ÇİN’DEN ALINAN MİLYONLARCA DOLAR İDDİASI!
Joe Biden ailesiyle ilgili bir başka ilginç iddia da şudur;
* Hunter Biden… Joe Biden’ın oğlu…
* Rusya Devlet Başkanı Vladimir Putin, Rossiya 1 televizyonuna bir demeç verdi ve, ‘Hunter Biden’ın Ukrayna’da petrol ve gaz sektöründe en az bir şirkete sahip olduğuna ve iyi kazanç sağladığına’ dikkat çekti. “Ben burada bir suç görmüyorum, en azından bununla ilgili bilgi sahibi değiliz. Ayrıca bu bizi hiç ilgilendirmez, bu Amerikalı ve Ukraynalıların meselesi!” cümleleri de Putin’e ait.
* Hunter Biden’ın eski ortağı olduğunu ifade eden Tony Bobulinski’in ileri sürdüğü bir iddia da esasen dikkat çekici; Çin ile iş yapan şirkete Hunter Biden tarafından CEO olarak getirildiğini ve Biden ailesi ve yabancı kurum ve kişilerle olan iş ilişkisine dair söylemleri vardı, Tony Bobulinski’in.
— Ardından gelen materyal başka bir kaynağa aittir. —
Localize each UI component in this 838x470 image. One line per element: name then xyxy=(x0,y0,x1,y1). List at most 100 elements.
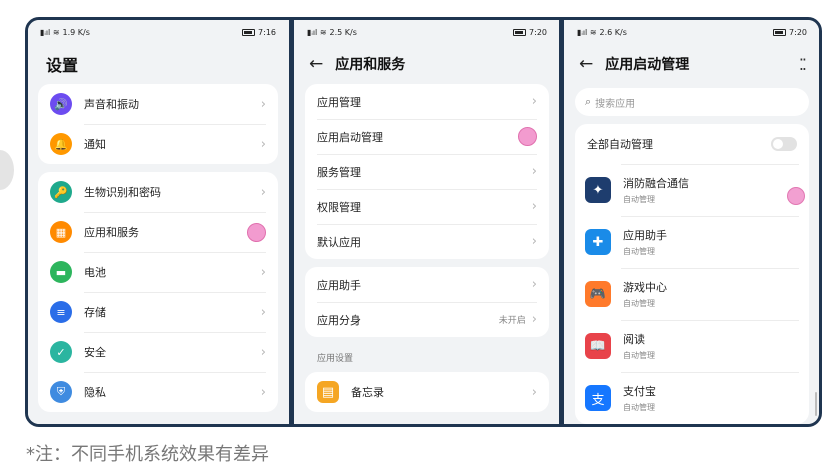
settings-item-label: 声音和振动 xyxy=(84,98,139,111)
settings-item-apps[interactable]: ▦ 应用和服务 xyxy=(38,212,278,252)
status-bar: ▮ᵢıl ≋ 2.6 K/s 7:20 xyxy=(565,20,819,44)
app-launch-screen: ▮ᵢıl ≋ 2.6 K/s 7:20 ← 应用启动管理 ⁚⁚ ⌕ 搜索应用 全… xyxy=(565,20,819,424)
app-status: 自动管理 xyxy=(623,403,655,412)
page-title: 应用启动管理 xyxy=(605,57,690,73)
settings-item-label: 应用和服务 xyxy=(84,226,139,239)
chevron-right-icon: › xyxy=(531,277,537,292)
app-text: 支付宝 自动管理 xyxy=(623,383,799,413)
signal-icon: ▮ᵢıl ≋ xyxy=(40,27,60,37)
screen-divider xyxy=(559,20,564,424)
chevron-right-icon: › xyxy=(531,234,537,249)
screen-divider xyxy=(289,20,294,424)
apps-menu-item[interactable]: 服务管理 › xyxy=(305,154,549,189)
clock: 7:16 xyxy=(258,27,276,37)
chevron-right-icon: › xyxy=(260,136,266,152)
settings-item-key[interactable]: 🔑 生物识别和密码 › xyxy=(38,172,278,212)
apps-menu-label: 权限管理 xyxy=(317,200,361,214)
clock: 7:20 xyxy=(789,27,807,37)
section-label: 应用设置 xyxy=(317,354,354,364)
chevron-right-icon: › xyxy=(531,312,537,327)
chevron-right-icon: › xyxy=(260,344,266,360)
app-assistant-icon: ✚ xyxy=(585,229,611,255)
apps-menu-label: 应用启动管理 xyxy=(317,130,383,144)
storage-icon: ≡ xyxy=(50,301,72,323)
settings-group-2: 🔑 生物识别和密码 › ▦ 应用和服务 ▬ 电池 › ≡ 存储 › ✓ 安全 › ⛨ 隐私 › xyxy=(38,172,278,412)
back-arrow-icon[interactable]: ← xyxy=(579,54,593,74)
apps-services-screen: ▮ᵢıl ≋ 2.5 K/s 7:20 ← 应用和服务 应用管理 › 应用启动管理服… xyxy=(295,20,559,424)
status-bar: ▮ᵢıl ≋ 2.5 K/s 7:20 xyxy=(295,20,559,44)
chevron-right-icon: › xyxy=(260,264,266,280)
battery-status-icon xyxy=(513,28,527,36)
chevron-right-icon: › xyxy=(260,184,266,200)
settings-item-shield-check[interactable]: ✓ 安全 › xyxy=(38,332,278,372)
key-icon: 🔑 xyxy=(50,181,72,203)
shield-check-icon: ✓ xyxy=(50,341,72,363)
apps-menu-item[interactable]: 权限管理 › xyxy=(305,189,549,224)
app-launch-item: 📖 阅读 自动管理 xyxy=(575,320,809,372)
apps-menu-item[interactable]: 默认应用 › xyxy=(305,224,549,259)
settings-item-battery[interactable]: ▬ 电池 › xyxy=(38,252,278,292)
app-name: 消防融合通信 xyxy=(623,177,689,190)
app-status: 自动管理 xyxy=(623,247,655,256)
back-arrow-icon[interactable]: ← xyxy=(309,54,323,74)
screenshot-frame: ▮ᵢıl ≋ 1.9 K/s 7:16 设置 🔊 声音和振动 › 🔔 通知 › 🔑 生物识别… xyxy=(25,17,822,427)
chevron-right-icon: › xyxy=(531,94,537,109)
all-auto-toggle[interactable] xyxy=(771,137,797,151)
signal-icon: ▮ᵢıl ≋ xyxy=(577,27,597,37)
search-placeholder: 搜索应用 xyxy=(595,98,636,110)
page-title: 应用和服务 xyxy=(335,57,406,73)
clock: 7:20 xyxy=(529,27,547,37)
settings-item-privacy[interactable]: ⛨ 隐私 › xyxy=(38,372,278,412)
settings-item-label: 隐私 xyxy=(84,386,106,399)
gamepad-icon: 🎮 xyxy=(585,281,611,307)
app-launch-list: 全部自动管理 ✦ 消防融合通信 自动管理 ✚ 应用助手 自动管理 🎮 游戏中心 自动管理 📖 阅读自… xyxy=(575,124,809,424)
app-status: 自动管理 xyxy=(623,195,655,204)
settings-item-label: 存储 xyxy=(84,306,106,319)
apps-menu-item[interactable]: 应用启动管理 xyxy=(305,119,549,154)
speaker-icon: 🔊 xyxy=(50,93,72,115)
all-auto-row: 全部自动管理 xyxy=(575,124,809,164)
net-speed: 2.5 K/s xyxy=(329,27,357,37)
page-title: 设置 xyxy=(46,56,79,75)
bell-icon: 🔔 xyxy=(50,133,72,155)
app-name: 应用助手 xyxy=(623,229,667,242)
app-text: 应用助手 自动管理 xyxy=(623,227,799,257)
settings-item-bell[interactable]: 🔔 通知 › xyxy=(38,124,278,164)
scrollbar[interactable] xyxy=(815,392,817,416)
app-text: 游戏中心 自动管理 xyxy=(623,279,799,309)
apps-group-1: 应用管理 › 应用启动管理 服务管理 › 权限管理 › 默认应用 › xyxy=(305,84,549,259)
memo-row[interactable]: ▤ 备忘录 › xyxy=(305,372,549,412)
chevron-right-icon: › xyxy=(531,164,537,179)
privacy-icon: ⛨ xyxy=(50,381,72,403)
apps-menu-label: 默认应用 xyxy=(317,235,361,249)
apps-icon: ▦ xyxy=(50,221,72,243)
apps-menu-item[interactable]: 应用管理 › xyxy=(305,84,549,119)
net-speed: 1.9 K/s xyxy=(62,27,90,37)
app-launch-item: ✦ 消防融合通信 自动管理 xyxy=(575,164,809,216)
app-status: 自动管理 xyxy=(623,351,655,360)
app-name: 支付宝 xyxy=(623,385,656,398)
more-icon[interactable]: ⁚⁚ xyxy=(799,55,807,74)
page-edge-decoration xyxy=(0,150,14,190)
apps-menu-label: 应用助手 xyxy=(317,278,361,292)
app-status: 自动管理 xyxy=(623,299,655,308)
signal-icon: ▮ᵢıl ≋ xyxy=(307,27,327,37)
alipay-icon: 支 xyxy=(585,385,611,411)
apps-menu-label: 应用分身 xyxy=(317,313,361,327)
tap-indicator xyxy=(518,127,537,146)
footnote: *注：不同手机系统效果有差异 xyxy=(26,444,269,465)
settings-item-speaker[interactable]: 🔊 声音和振动 › xyxy=(38,84,278,124)
chevron-right-icon: › xyxy=(260,304,266,320)
settings-screen: ▮ᵢıl ≋ 1.9 K/s 7:16 设置 🔊 声音和振动 › 🔔 通知 › 🔑 生物识别… xyxy=(28,20,288,424)
settings-item-storage[interactable]: ≡ 存储 › xyxy=(38,292,278,332)
settings-group-1: 🔊 声音和振动 › 🔔 通知 › xyxy=(38,84,278,164)
chevron-right-icon: › xyxy=(260,384,266,400)
battery-status-icon xyxy=(773,28,787,36)
settings-item-label: 生物识别和密码 xyxy=(84,186,161,199)
apps-menu-item[interactable]: 应用助手 › xyxy=(305,267,549,302)
search-input[interactable]: ⌕ 搜索应用 xyxy=(575,88,809,116)
all-auto-label: 全部自动管理 xyxy=(587,138,653,151)
app-name: 游戏中心 xyxy=(623,281,667,294)
apps-menu-item[interactable]: 应用分身 未开启 › xyxy=(305,302,549,337)
apps-menu-label: 服务管理 xyxy=(317,165,361,179)
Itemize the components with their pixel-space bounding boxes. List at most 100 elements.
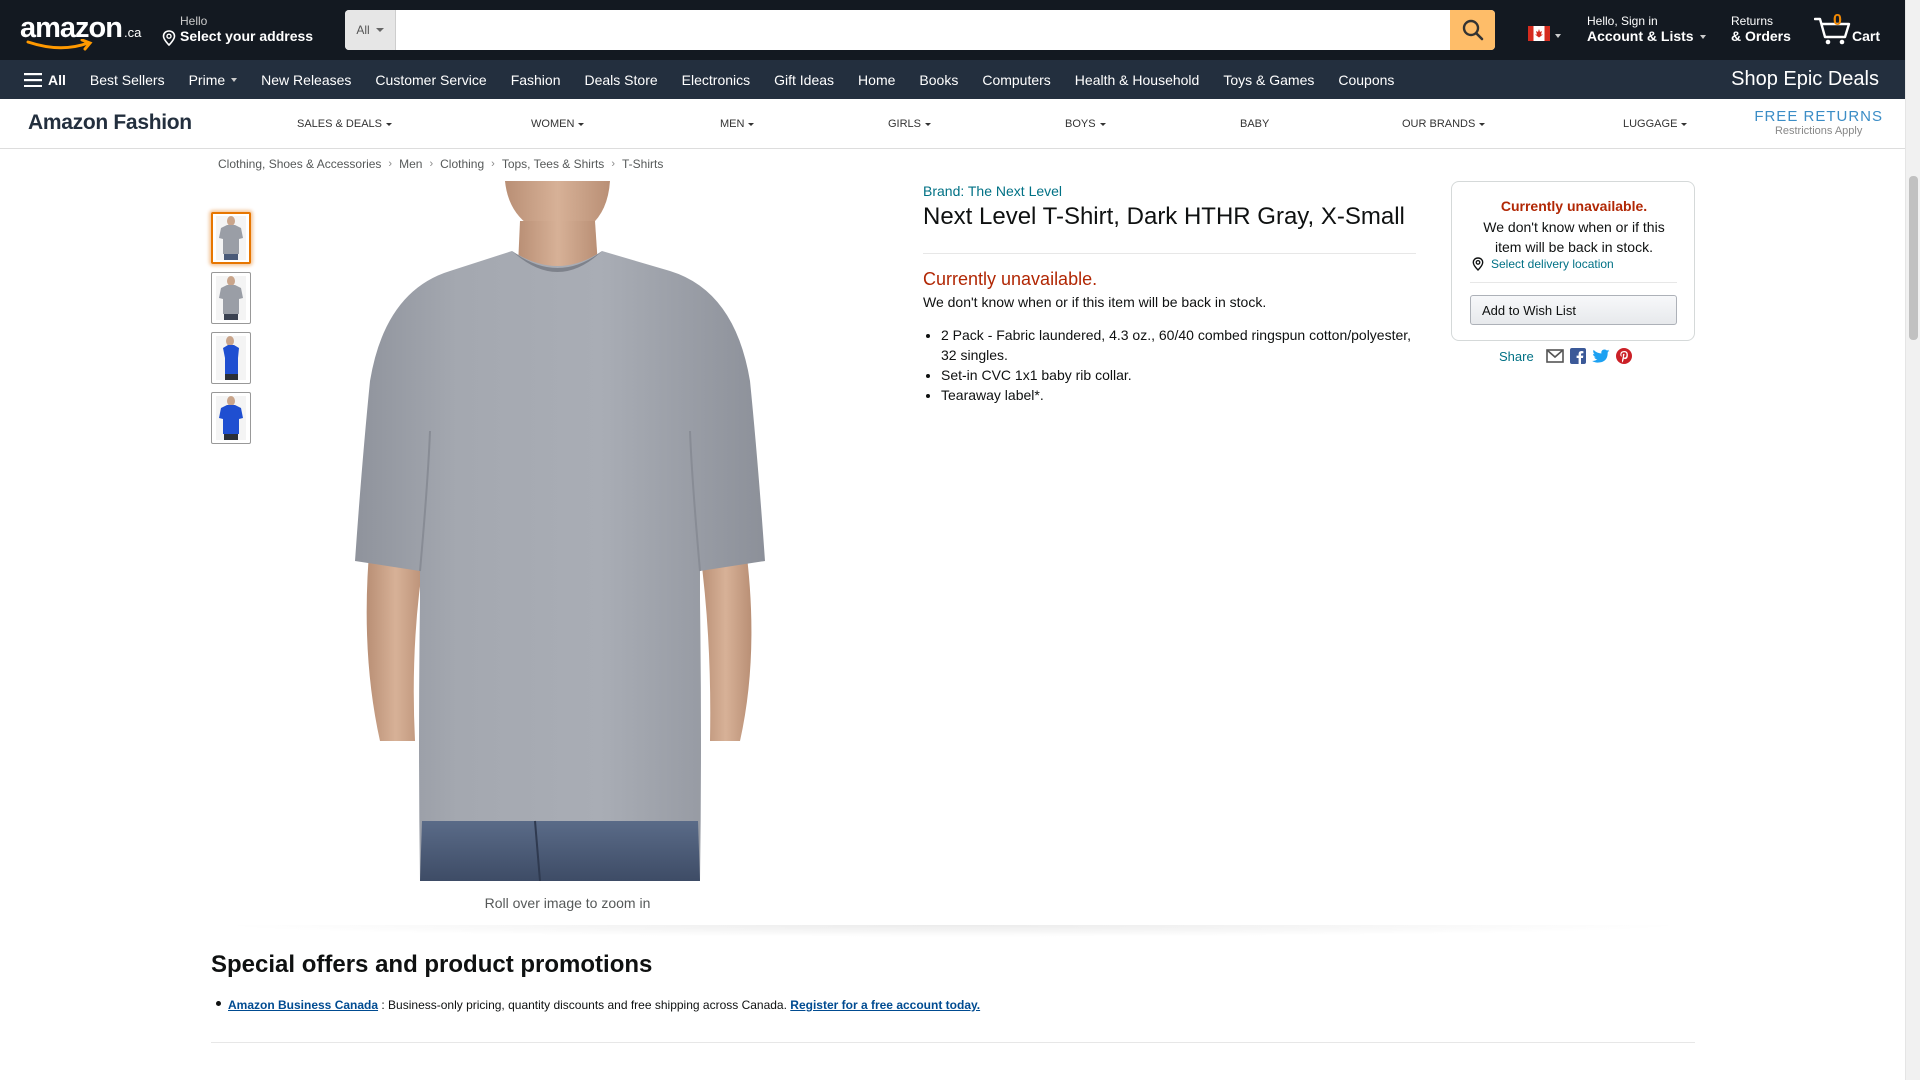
select-delivery-location-link[interactable]: Select delivery location (1471, 257, 1614, 271)
all-menu-button[interactable]: All (14, 72, 78, 88)
fashion-nav-boys[interactable]: BOYS (1065, 118, 1106, 130)
facebook-icon[interactable] (1569, 348, 1586, 364)
search-icon (1462, 19, 1483, 41)
breadcrumb-link[interactable]: Clothing (440, 157, 484, 171)
breadcrumb-link[interactable]: Clothing, Shoes & Accessories (218, 157, 381, 171)
nav-electronics[interactable]: Electronics (670, 72, 762, 88)
nav-coupons[interactable]: Coupons (1326, 72, 1406, 88)
promotion-text: : Business-only pricing, quantity discou… (378, 998, 791, 1012)
availability-message: We don't know when or if this item will … (923, 294, 1267, 310)
search-input[interactable] (396, 10, 1450, 50)
thumbnail-2[interactable] (211, 272, 251, 324)
fashion-nav-baby[interactable]: BABY (1240, 118, 1269, 130)
free-returns-label: FREE RETURNS (1754, 108, 1883, 125)
section-divider-shadow (211, 925, 1695, 937)
availability-status: Currently unavailable. (923, 269, 1098, 289)
nav-customer-service[interactable]: Customer Service (363, 72, 498, 88)
nav-label: Best Sellers (89, 71, 165, 88)
nav-computers[interactable]: Computers (970, 72, 1062, 88)
main-product-image[interactable] (340, 181, 790, 882)
amazon-logo[interactable]: amazon .ca (20, 12, 141, 51)
fashion-nav-women[interactable]: WOMEN (531, 118, 585, 130)
nav-label: Health & Household (1074, 71, 1200, 88)
twitter-icon[interactable] (1591, 349, 1610, 364)
account-lists-label: Account & Lists (1587, 28, 1707, 44)
fashion-nav-label: GIRLS (888, 118, 922, 130)
scrollbar-thumb[interactable] (1909, 176, 1918, 340)
fashion-nav-luggage[interactable]: LUGGAGE (1623, 118, 1688, 130)
caret-down-icon (1479, 122, 1486, 126)
returns-label: Returns (1731, 14, 1774, 28)
free-returns-banner[interactable]: FREE RETURNS Restrictions Apply (1754, 108, 1883, 137)
breadcrumb-link[interactable]: T-Shirts (622, 157, 663, 171)
nav-label: Home (858, 71, 896, 88)
nav-label: Coupons (1338, 71, 1395, 88)
feature-bullet: Tearaway label*. (941, 385, 1421, 405)
nav-health-household[interactable]: Health & Household (1063, 72, 1212, 88)
chevron-right-icon: › (611, 158, 615, 170)
fashion-nav-our-brands[interactable]: OUR BRANDS (1402, 118, 1486, 130)
chevron-right-icon: › (491, 158, 495, 170)
promotions-heading: Special offers and product promotions (211, 951, 653, 978)
nav-new-releases[interactable]: New Releases (249, 72, 363, 88)
product-page: amazon.ca Hello Select your address All (0, 0, 1920, 1080)
search-category-dropdown[interactable]: All (345, 10, 396, 50)
register-account-link[interactable]: Register for a free account today. (790, 998, 980, 1012)
breadcrumb-link[interactable]: Tops, Tees & Shirts (502, 157, 605, 171)
delivery-location-label: Select delivery location (1491, 257, 1614, 271)
fashion-nav-girls[interactable]: GIRLS (888, 118, 932, 130)
buy-box: Currently unavailable. We don't know whe… (1451, 181, 1695, 341)
shop-epic-deals-banner[interactable]: Shop Epic Deals (1731, 68, 1879, 91)
chevron-right-icon: › (388, 158, 393, 170)
fashion-nav-men[interactable]: MEN (720, 118, 755, 130)
restrictions-label: Restrictions Apply (1774, 125, 1863, 137)
nav-label: Fashion (510, 71, 561, 88)
canada-flag-icon (1528, 26, 1550, 41)
location-pin-icon (1472, 257, 1484, 271)
all-menu-label: All (48, 71, 66, 88)
nav-label: Gift Ideas (774, 71, 835, 88)
address-label: Select your address (180, 28, 314, 44)
nav-fashion[interactable]: Fashion (499, 72, 573, 88)
feature-bullet: 2 Pack - Fabric laundered, 4.3 oz., 60/4… (941, 325, 1421, 365)
add-to-wish-list-button[interactable]: Add to Wish List (1470, 295, 1677, 325)
nav-prime[interactable]: Prime (177, 72, 250, 88)
account-lists-menu[interactable]: Hello, Sign in Account & Lists (1587, 14, 1707, 44)
nav-best-sellers[interactable]: Best Sellers (78, 72, 177, 88)
cart-button[interactable]: 0 Cart (1812, 10, 1887, 50)
thumbnail-1[interactable] (211, 212, 251, 264)
fashion-nav-label: SALES & DEALS (297, 118, 382, 130)
page-scrollbar[interactable] (1905, 0, 1920, 1080)
nav-toys-games[interactable]: Toys & Games (1211, 72, 1326, 88)
nav-deals-store[interactable]: Deals Store (573, 72, 670, 88)
breadcrumb-link[interactable]: Men (399, 157, 422, 171)
brand-link[interactable]: Brand: The Next Level (923, 183, 1062, 199)
sub-nav: All Best Sellers Prime New Releases Cust… (0, 60, 1905, 99)
buybox-message: We don't know when or if this item will … (1483, 219, 1665, 255)
deliver-to-address[interactable]: Hello Select your address (160, 14, 320, 46)
fashion-nav-label: MEN (720, 118, 745, 130)
amazon-business-link[interactable]: Amazon Business Canada (228, 998, 378, 1012)
returns-orders-link[interactable]: Returns & Orders (1731, 14, 1791, 44)
feature-bullet: Set-in CVC 1x1 baby rib collar. (941, 365, 1421, 385)
nav-gift-ideas[interactable]: Gift Ideas (762, 72, 846, 88)
email-icon[interactable] (1545, 349, 1564, 363)
search-submit-button[interactable] (1450, 10, 1495, 50)
thumbnail-4[interactable] (211, 392, 251, 444)
caret-down-icon (748, 122, 755, 126)
share-row: Share (1499, 348, 1632, 364)
nav-label: Deals Store (584, 71, 658, 88)
nav-books[interactable]: Books (907, 72, 970, 88)
fashion-nav-sales-deals[interactable]: SALES & DEALS (297, 118, 392, 130)
nav-home[interactable]: Home (846, 72, 907, 88)
hamburger-menu-icon (24, 72, 42, 87)
fashion-nav-label: WOMEN (531, 118, 575, 130)
fashion-nav-label: BABY (1240, 118, 1270, 130)
pinterest-icon[interactable] (1615, 348, 1632, 364)
fashion-nav-label: LUGGAGE (1623, 118, 1678, 130)
language-selector[interactable] (1528, 26, 1562, 42)
amazon-fashion-logo[interactable]: Amazon Fashion (28, 111, 192, 135)
caret-down-icon (386, 122, 392, 126)
thumbnail-3[interactable] (211, 332, 251, 384)
promotion-item: Amazon Business Canada : Business-only p… (228, 998, 980, 1012)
Bobulinski, Hunter Biden’ın babasının ismini kullanarak Çin’den milyonlarca dolar aldığını savunmuştu.
* New York Post’un yayımladığı bir haberde de, Biden’ın Başkan Yardımcılığı yaptığı dönemde, oğlu Hunter Biden’ın Ukrayna menşeli enerji firmasıyla ilişkilerine müdahil olduğu ve bu firmayı soruşturan başsavcıyı görevden almaları için Ukrayna’ya baskı yaptığı iddia edilmişti.
* Bir son not daha; elektronik yazışmalarda, Joe Biden’in oğlu Hunter Biden’ın aylık 50 bin dolar maaşla yönetim kurulu üyesi olduğu Burisma’nın yönetim kurulunda bulunan Vadym Pozharskyi’nin Mayıs 2014’teki bir yazışmasında, Hunter Biden’a “Etkinizi, şirketimizin yararına nasıl kullanabilirsiniz?” diye sorduğu ortaya çıkmış, bu yazışma da çok konuşulmuştu.
***
“Ben Siyonist’im. Siyonist olmak için Yahudi olmaya gerek yok!” diyen ve Siyonizm’in kurucusu Theodor Herzl Ödülü takdim edilen ABD’nin yeni başkanı Joe Biden’le alakalı daha kim bilir ne kirli ilişkiler ortaya çıkacak!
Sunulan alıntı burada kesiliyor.